The obtained results outperform state-of-the-art results on identifications based on ECG acquired on fingers. In [11], a classification accuracy of 89% over a population of 50 subjects during three data-recording sessions on different days is reported. One of the limitations of our study is the database size, composed by 16 subjects, and also by the fact that only one data-recording session was performed. The testing variability was accomplished through the use of cross-validation, with random sampling of enrollment and test heartbeats on each run.

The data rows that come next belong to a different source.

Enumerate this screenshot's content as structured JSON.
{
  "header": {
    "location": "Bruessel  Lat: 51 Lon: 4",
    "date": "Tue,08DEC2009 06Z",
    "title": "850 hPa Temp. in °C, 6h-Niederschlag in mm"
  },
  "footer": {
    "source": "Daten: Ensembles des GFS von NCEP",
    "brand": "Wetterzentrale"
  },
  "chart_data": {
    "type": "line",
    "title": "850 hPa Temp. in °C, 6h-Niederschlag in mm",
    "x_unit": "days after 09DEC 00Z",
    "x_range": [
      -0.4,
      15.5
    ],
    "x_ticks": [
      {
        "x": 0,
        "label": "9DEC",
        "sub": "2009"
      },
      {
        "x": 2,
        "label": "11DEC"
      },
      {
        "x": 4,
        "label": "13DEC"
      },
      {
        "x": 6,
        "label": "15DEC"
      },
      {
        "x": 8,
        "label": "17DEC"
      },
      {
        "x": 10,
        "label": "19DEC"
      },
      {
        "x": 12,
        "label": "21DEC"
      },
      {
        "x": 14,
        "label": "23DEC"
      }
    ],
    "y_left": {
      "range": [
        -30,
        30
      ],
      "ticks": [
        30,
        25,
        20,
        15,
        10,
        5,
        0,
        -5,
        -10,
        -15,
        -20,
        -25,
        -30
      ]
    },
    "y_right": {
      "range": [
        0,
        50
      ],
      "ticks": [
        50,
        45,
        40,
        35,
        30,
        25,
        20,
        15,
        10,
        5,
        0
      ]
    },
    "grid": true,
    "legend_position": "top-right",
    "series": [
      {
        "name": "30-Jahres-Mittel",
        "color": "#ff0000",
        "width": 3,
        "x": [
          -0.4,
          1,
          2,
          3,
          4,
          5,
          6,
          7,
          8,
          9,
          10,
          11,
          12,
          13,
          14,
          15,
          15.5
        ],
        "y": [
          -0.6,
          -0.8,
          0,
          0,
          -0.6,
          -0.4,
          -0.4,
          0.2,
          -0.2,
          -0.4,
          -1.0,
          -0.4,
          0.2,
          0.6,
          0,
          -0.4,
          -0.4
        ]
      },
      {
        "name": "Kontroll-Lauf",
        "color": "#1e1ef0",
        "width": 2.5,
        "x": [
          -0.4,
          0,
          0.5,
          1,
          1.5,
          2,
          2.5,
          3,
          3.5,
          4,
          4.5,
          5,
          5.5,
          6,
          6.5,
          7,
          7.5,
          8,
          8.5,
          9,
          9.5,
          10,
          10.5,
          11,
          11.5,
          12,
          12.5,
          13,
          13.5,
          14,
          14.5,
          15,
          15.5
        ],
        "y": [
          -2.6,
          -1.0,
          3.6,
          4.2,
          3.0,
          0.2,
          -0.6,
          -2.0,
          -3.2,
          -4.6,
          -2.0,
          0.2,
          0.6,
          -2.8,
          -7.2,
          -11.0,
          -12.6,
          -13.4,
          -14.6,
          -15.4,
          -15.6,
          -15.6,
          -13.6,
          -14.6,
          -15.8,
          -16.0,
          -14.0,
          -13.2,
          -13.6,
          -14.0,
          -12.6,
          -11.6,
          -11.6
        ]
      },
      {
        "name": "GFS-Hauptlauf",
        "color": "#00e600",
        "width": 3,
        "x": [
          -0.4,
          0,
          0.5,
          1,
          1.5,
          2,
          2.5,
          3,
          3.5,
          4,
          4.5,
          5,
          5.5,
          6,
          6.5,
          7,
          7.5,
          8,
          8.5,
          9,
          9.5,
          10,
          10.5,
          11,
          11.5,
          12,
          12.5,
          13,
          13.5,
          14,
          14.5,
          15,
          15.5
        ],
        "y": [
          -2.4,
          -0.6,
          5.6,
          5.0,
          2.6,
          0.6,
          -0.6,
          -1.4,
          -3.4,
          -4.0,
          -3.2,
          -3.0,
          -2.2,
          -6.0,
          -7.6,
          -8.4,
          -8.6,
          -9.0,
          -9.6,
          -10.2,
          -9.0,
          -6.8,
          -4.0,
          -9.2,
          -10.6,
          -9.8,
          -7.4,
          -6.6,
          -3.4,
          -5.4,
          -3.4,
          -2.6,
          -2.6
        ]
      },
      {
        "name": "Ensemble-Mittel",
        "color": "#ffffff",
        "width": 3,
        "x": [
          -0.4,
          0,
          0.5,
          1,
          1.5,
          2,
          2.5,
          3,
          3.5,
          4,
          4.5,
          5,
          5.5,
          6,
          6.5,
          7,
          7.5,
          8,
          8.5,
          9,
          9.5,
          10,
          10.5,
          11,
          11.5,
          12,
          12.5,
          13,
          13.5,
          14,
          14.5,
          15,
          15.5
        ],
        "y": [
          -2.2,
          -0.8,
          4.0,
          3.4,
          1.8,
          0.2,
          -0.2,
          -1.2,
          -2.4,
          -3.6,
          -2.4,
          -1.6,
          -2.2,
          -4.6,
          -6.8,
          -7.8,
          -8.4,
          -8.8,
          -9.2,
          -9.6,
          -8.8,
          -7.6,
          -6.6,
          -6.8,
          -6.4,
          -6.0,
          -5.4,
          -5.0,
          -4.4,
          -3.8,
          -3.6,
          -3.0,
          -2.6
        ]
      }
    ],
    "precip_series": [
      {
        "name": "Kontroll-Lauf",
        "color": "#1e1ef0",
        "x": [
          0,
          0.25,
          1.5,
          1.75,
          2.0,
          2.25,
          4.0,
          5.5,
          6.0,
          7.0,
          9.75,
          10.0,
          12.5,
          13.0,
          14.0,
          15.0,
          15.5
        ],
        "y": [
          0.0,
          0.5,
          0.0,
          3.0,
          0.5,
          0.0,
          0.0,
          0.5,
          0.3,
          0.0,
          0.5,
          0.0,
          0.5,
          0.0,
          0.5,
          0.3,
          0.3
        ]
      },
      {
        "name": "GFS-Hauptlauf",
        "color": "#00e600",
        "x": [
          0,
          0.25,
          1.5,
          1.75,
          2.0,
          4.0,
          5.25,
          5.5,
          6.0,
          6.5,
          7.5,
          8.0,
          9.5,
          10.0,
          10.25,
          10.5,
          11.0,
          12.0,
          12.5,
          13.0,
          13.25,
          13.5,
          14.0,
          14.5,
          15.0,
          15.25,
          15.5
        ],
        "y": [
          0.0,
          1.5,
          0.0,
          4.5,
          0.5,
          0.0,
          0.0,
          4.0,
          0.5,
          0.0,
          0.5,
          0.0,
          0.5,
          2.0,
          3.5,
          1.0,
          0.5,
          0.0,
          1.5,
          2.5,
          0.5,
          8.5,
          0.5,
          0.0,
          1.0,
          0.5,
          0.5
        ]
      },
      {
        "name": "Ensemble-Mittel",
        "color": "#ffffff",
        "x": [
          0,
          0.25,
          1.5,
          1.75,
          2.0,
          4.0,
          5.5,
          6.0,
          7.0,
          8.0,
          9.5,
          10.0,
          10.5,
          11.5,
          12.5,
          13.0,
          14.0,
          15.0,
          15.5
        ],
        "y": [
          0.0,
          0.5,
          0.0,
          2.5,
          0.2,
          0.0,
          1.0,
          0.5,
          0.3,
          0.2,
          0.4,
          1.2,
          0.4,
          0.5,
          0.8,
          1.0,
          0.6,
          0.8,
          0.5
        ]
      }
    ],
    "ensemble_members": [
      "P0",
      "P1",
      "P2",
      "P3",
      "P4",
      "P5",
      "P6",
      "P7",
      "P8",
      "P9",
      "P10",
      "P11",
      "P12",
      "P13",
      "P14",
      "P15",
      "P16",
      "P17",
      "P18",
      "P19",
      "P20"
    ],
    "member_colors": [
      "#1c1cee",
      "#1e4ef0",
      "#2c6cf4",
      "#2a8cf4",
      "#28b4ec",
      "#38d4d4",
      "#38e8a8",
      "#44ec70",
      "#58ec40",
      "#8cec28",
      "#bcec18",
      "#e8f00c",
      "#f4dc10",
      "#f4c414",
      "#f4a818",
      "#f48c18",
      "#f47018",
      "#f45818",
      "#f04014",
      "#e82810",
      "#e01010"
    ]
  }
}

Compared with state-of-the-art results on ECG signals acquired on chest (lead V2), using the same type of measurement apparatus, 1-lead pregelled electrodes, our results are slightly worst, as reported classification results reach 100% accuracy on identification. Such a difference could be related to the quality of the acquired signal, as the signal acquired from the fingers has significantly lower signal-to-noise ratio. This can be caused by factors as the lower conductance on the electrode-skin interface, higher sensitivity to external electromagnetic interference, and different signal processing methodologies.

Future work will be focused on improving the signal-to-noise ratio of our signals. Our next steps will target on improving directly the acquisition apparatus, through the development of a dedicated sensor with custom specifications. Moreover additional research will be performed regarding signal processing of the acquired signal, seeking further improvements in terms of noise and potential outliers removal from the segmented heartbeats.

5. Conclusions

This paper describes a methodology and apparatus for human biometric identification and authentication based on 1-lead ECG signals collected at the fingers. Our goal was to provide the building blocks for a nonintrusive ECG-based biometric system.

We have devised a measurement apparatus that only requires slight contact with the subject hands without the need of pregelled electrodes or conductive paste, providing a signal acquisition setup similar to the ones already used by other, largely accepted, biometric traits.

Experimental evaluation has been performed on a group of 16 subjects, from which the signals were collected at the fingers, and promising results were revealed. The proposed approach allowed us to obtain a 94,3% recognition rate in subject identification and a 13,0% EER in subject authentication. By applying a user-tuned threshold selection method, authentication results were further improved to a 10,1% EER.

Future work will focus on extending the subject base and experimenting alternative feature analysis and classification methods, targeting a continuous real-time biometric system.


This work was partially funded by Fundação para a Ciência e Tecnologia (FCT) under Grants PTDC/EIA-CCO/103230/2008, SFRH/BD/65248/2009, and SFRH/PROTEC/49512/2009 and Departamento de Engenharia de Electrónica e Telecomunicações e de Computadores, Instituto Superior de Engenharia de Lisboa, whose support the authors gratefully acknowledge. The authors also thank Daniel Perna Santos for his fundamental collaboration in this work.